CONVÉM NÃO MISTURAR
(Chico Ribeiro Neto)
Há alguns anos me contaram: “Tem lugar na Bahia em que entra um caminhão de cachaça e saem dois”.
O Brasil já registrou duas mortes pelo consumo de bebidas com metanol, além de 181 notificações, das quais 14 casos confirmados em laboratórios. Cachaça contaminada por metanol deixou 37 mortos na Bahia em 1999.
Adulterar, “batizar”, misturar, isso é coisa que, infelizmente, acontece em todo lugar do Brasil.
Quem nunca achou um caroço de milho ou uma pedrinha no feijão ou no arroz?
Conheço uma baiana de acarajé que deixou de comprar o saco de camarão seco com 10 quilos. “Vinha de tudo misturado. Pequenos búzios, sirizinhos e pedrinhas. Isso tudo junto dava quase meio quilo ou mais”.
Conheço um dono de padaria que uma vez comprou 10 latas de manteiga, cada uma com 10 quilos, por 300 reais. O vendedor trouxe uma lata aberta, de onde retirou manteiga de verdade, e o dono provou. O preço estava ótimo (na época, o quilo de manteiga custava 6 reais e para ele ia sair por 3) e ele deu logo o cheque.

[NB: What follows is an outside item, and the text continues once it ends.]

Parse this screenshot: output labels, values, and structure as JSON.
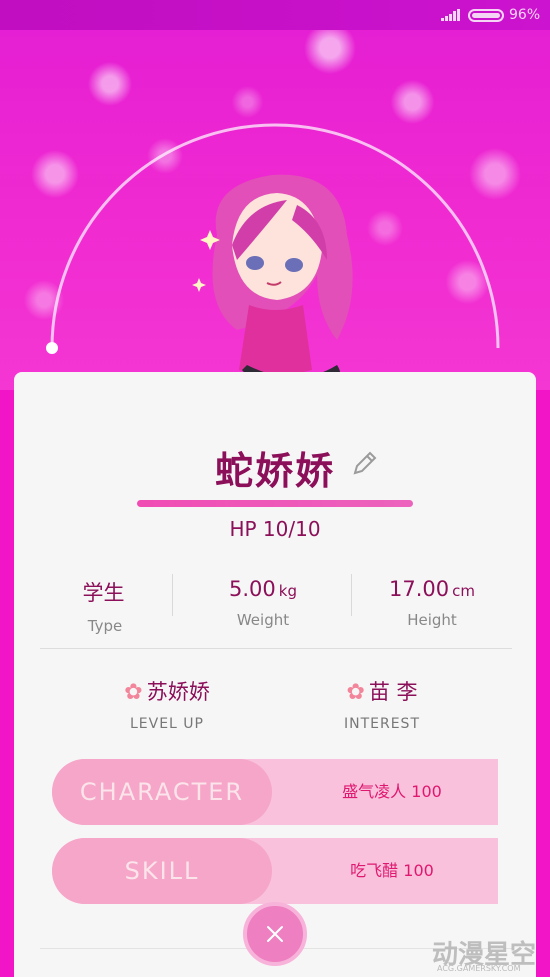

No fim da tarde, abriu a primeira lata e tomou um susto: era batata batida. Abriu as outras 9 latas e só tinha “purê”. Tentou sustar o cheque, mas já tinham descontado. Na época, os malandros aplicaram o golpe em vários estabelecimentos comerciais da Vasco da Gama e do Nordeste de Amaralina.
No interior da Bahia era frequente se colocar água na cachaça vendida em barris, aquela pinga sem marca e que era chamada de “lava jega”. O que nunca me fez mal foi a cachaça com jiló da Barraca de Seu Izidro, em Salvador.
A tramóia parece que é mundial. Um grupo de pescadores nos Estados Unidos todo ano ganhava um torneio de pesca, até que um ano descobriram o golpe: eles enfiavam bolinhas de chumbo goela abaixo dos peixes para pesarem mais.
De volta ao Brasil, muitos postos de combustível vendem gasolina com um percentual de etanol acima do permitido. Aí o carro começa a falhar, surgem vários problemas no motor.
Confesso que eu também já misturei. Quando tinha uns 10 anos, eu e meu irmão Cleomar, então com 12 anos, colocamos uma rolimã no meio de um pacotão de jornais velhos e o vendemos para um açougueiro (a carne era embrulhada em jornal) na feira do Largo 2 de Julho. Ele pesou, pagou e a gente se picou.
Nem toda mistura é ruim. O molho da baiana melhorou o prato do Tio Sam. Tem coisa melhor do que misturar feijão com arroz e farinha?
Uma vez, o cronista Carlinhos Oliveira, do Jornal do Brasil, e Tom Jobim saíam de um bar às 5 da manhã, no Rio, e Carlinhos perguntou a Tom:
“Vamos tomar um táxi?”
“Convém não misturar”, respondeu o compositor.